Assisting surgeries done by Operation Smile always made her day as well.

“We had a little boy called Hurricane come and he had a bad cleft palate,” she said. “He couldn’t eat regular food because of it, so his chances of survival without surgery were slim. They literally saved his life. All of this made it impossible not to fall in love with the kids.”

McCuskey said she’s known since she was 10 years old that she would join the 148th in 2004 after graduating from Wrenshall High School.

“It’s family tradition,” she explained.

Her brother, Jason McCuskey, also joined and is currently also a staff sgt. Their father, Randy McCuskey, is a retired chief master sergeant and their uncle is in the 148th as well. McCuskey’s mother, Angela, is extremely supportive of the family’s endeavors.

“It’s a great place to be,” McCuskey said of the 148th. “You’re accepted, loved and cared for just like a family.”

The nursing profession first called to McCuskey at age 7 when she had surgery.

“The nurses were so wonderful, I wanted to be one, too, except for one year when I wanted to be a teacher,” she laughed. “Either way, I knew I wanted to work with kiddos.”

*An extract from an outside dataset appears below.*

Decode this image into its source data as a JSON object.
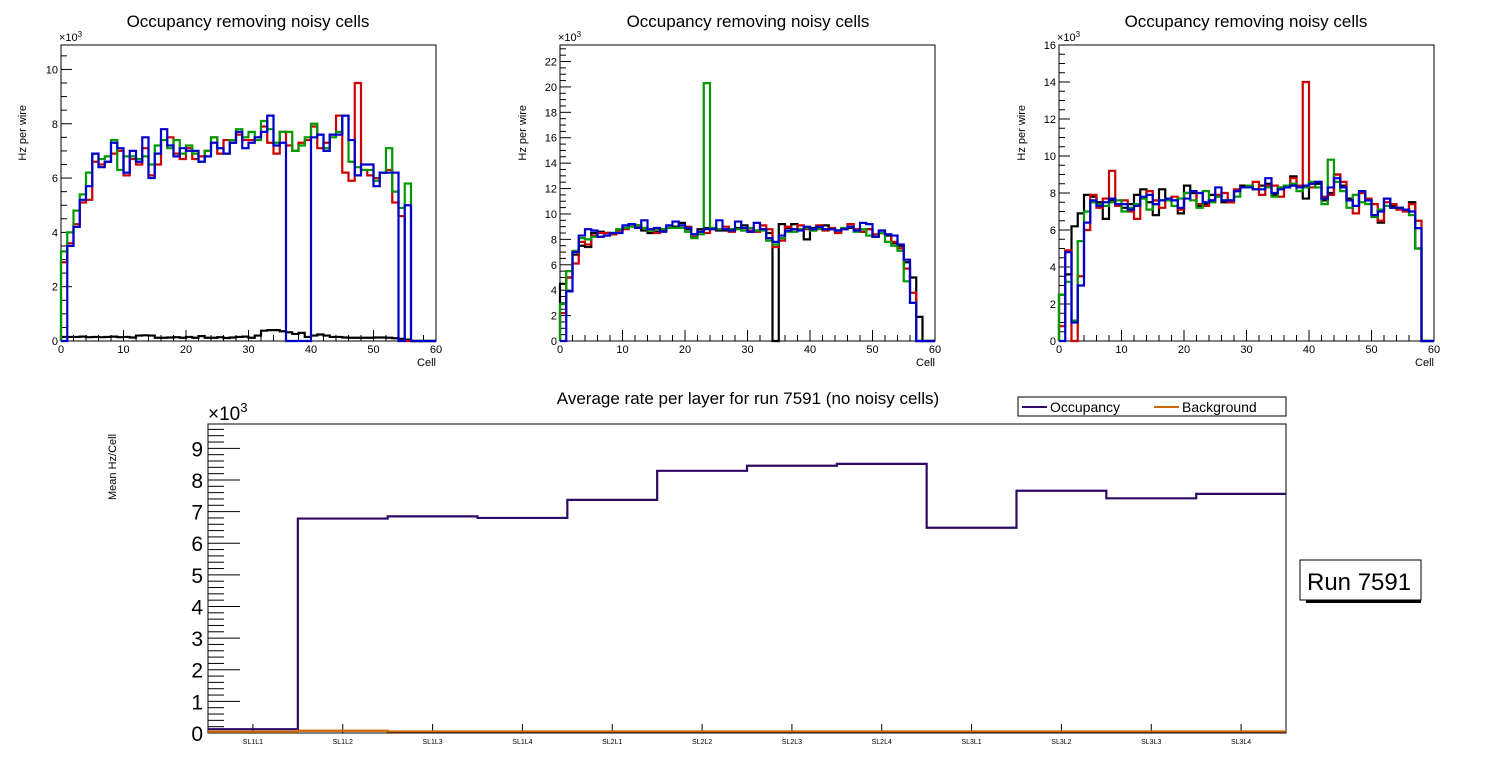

Since returning from Operation Continuing Promise, McCuskey is enrolled as a nursing student at Wisconsin Indian Technical College and plans to re-enlist in the 148th after her six-year term is up in 2010.

“Really, it’s one of the best things I ever did,” she said. “How else would I have gotten to take that trip? It’s given me a new perspective on life and my family.”

Eventually, McCuskey would like to work in pediatrics and will keep an ear open for any opportunities for future humanitarian military work.

“Right now, being single and living at home makes it easy for me to pick up and go,” she said. “And you never know when an opportunity like that will pop up.”